Area di passaggio: ha natura di strada vicinale?

abito in una parte di un cascinale in cui c’e’ un cortile innanzi ad ogni casa in cui passo tutti i gg. per immettermi in una strada Comunale o Provinciale(ora dovrei verificare) , la parte iniziale in cui entro e’ stata trasformata da rurale (con ghiaia) a civile con asfalto. Ho chiesto in comune e mi e’ stato detto che la proprieta’ e’ comunque dei frontisti. Ora i frontisti ritengono che passandoci anche noi del cortile dietro 4/5 persone dobbiamo contribuire alla manutenzione dell’asfalto che deve essere rifatta ? – ma noi non siamo i proprietari , possiamo solo contribuire con un tanto alla spesa dico io magari 100,00 euro . Vorrebbero costituire un Consorzio e dividere tutto in millesimi a cui tutti dobbiamo contribuire , ma il consorzio lo debbono fare loro che sono i proprietari noi cosa centriamo ? e poi i millesimi ? cosa sono questi millesimi per noi che ci dobbiamo passare solo. Il carro dell’immondizia , il postino ecc.. hanno il transito, e il Comune ?

Bisogna verificare con il maggior approfondimento possibile per prima cosa la natura giuridica dell’area di passaggio o strada in questione.

In particolare, va chiarito se trattasi di un’area privata e basta, sulla quale eventualmente ci sono dei diritti di servitù di passaggio, che però hanno natura sempre privata, oppure se ci sono anche posizioni di natura pubblicistica, come diritto di uso pubblico, segnatamente di transito, o se addirittura l’area interessata ha natura di strada vicinale, per un approfondimento sulla quale ti rimando all’apposita scheda.

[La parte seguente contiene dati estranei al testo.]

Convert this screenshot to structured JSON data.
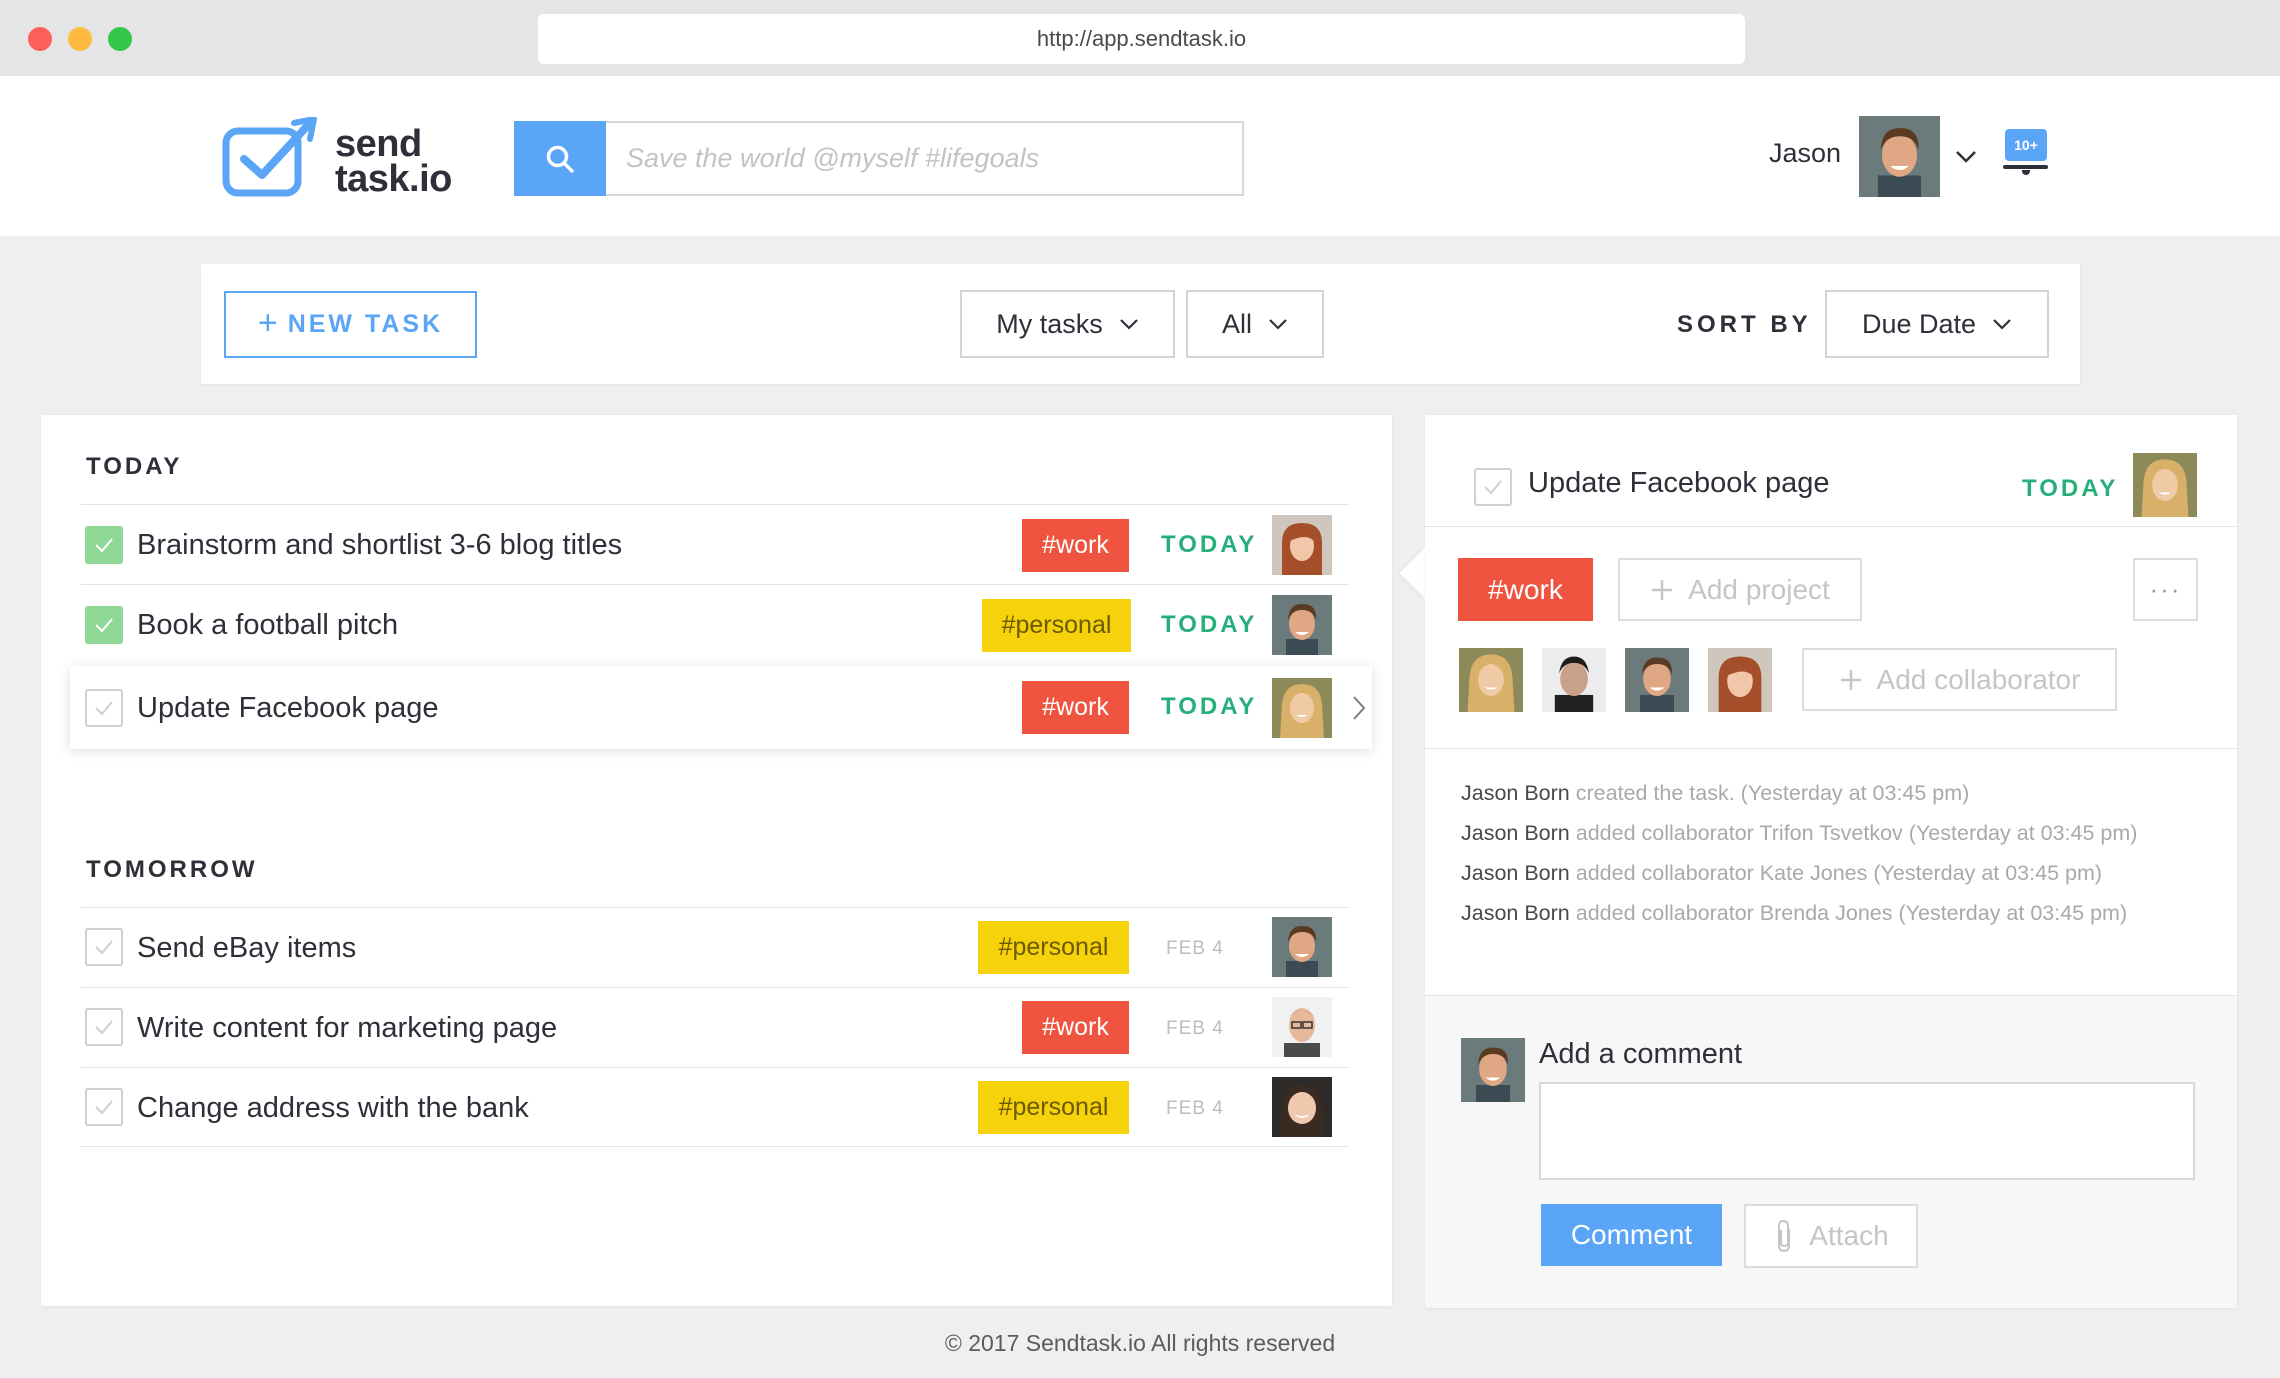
{
  "browser": {
    "url": "http://app.sendtask.io"
  },
  "header": {
    "logo_line1": "send",
    "logo_line2": "task.io",
    "search_placeholder": "Save the world @myself #lifegoals",
    "user_name": "Jason",
    "notification_badge": "10+"
  },
  "toolbar": {
    "new_task_label": "NEW TASK",
    "filter_owner": "My tasks",
    "filter_scope": "All",
    "sort_label": "SORT BY",
    "sort_value": "Due Date"
  },
  "sections": {
    "today": {
      "title": "TODAY",
      "tasks": [
        {
          "title": "Brainstorm and shortlist 3-6 blog titles",
          "tag": "#work",
          "due": "TODAY",
          "done": true
        },
        {
          "title": "Book a football pitch",
          "tag": "#personal",
          "due": "TODAY",
          "done": true
        },
        {
          "title": "Update Facebook page",
          "tag": "#work",
          "due": "TODAY",
          "done": false,
          "selected": true
        }
      ]
    },
    "tomorrow": {
      "title": "TOMORROW",
      "tasks": [
        {
          "title": "Send eBay items",
          "tag": "#personal",
          "due": "FEB 4",
          "done": false
        },
        {
          "title": "Write content for marketing page",
          "tag": "#work",
          "due": "FEB 4",
          "done": false
        },
        {
          "title": "Change address with the bank",
          "tag": "#personal",
          "due": "FEB 4",
          "done": false
        }
      ]
    }
  },
  "detail": {
    "title": "Update Facebook page",
    "due": "TODAY",
    "tag": "#work",
    "add_project_label": "Add project",
    "more_label": "···",
    "add_collaborator_label": "Add collaborator",
    "activity": [
      {
        "actor": "Jason Born",
        "text": " created the task. (Yesterday at 03:45 pm)"
      },
      {
        "actor": "Jason Born",
        "text": " added collaborator Trifon Tsvetkov (Yesterday at 03:45 pm)"
      },
      {
        "actor": "Jason Born",
        "text": " added collaborator Kate Jones (Yesterday at 03:45 pm)"
      },
      {
        "actor": "Jason Born",
        "text": " added collaborator Brenda Jones (Yesterday at 03:45 pm)"
      }
    ],
    "comment": {
      "label": "Add a comment",
      "value": "",
      "submit_label": "Comment",
      "attach_label": "Attach"
    }
  },
  "footer": "© 2017 Sendtask.io All rights reserved",
  "colors": {
    "accent": "#5aa5f6",
    "work_tag": "#ef5440",
    "personal_tag": "#f5d20b",
    "due_today": "#27ae7a",
    "done_check": "#8fd896"
  }
}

Se i comproprietari parlano di consorzio, può essere proprio che la strada abbia natura vicinale, perché è in questi casi che è appunto prevista la costituzione di un consorzio di gestione con divisione delle spese in millesimi.

La strada, tuttavia, dovrebbe essere inclusa nell’elenco comunale, come spieghiamo meglio nelle scheda già richiamata.

Una volta chiarita la natura della strada, bisognerà valutare la posizione di chi sulla stessa esercita un diritto corrispondente al passaggio.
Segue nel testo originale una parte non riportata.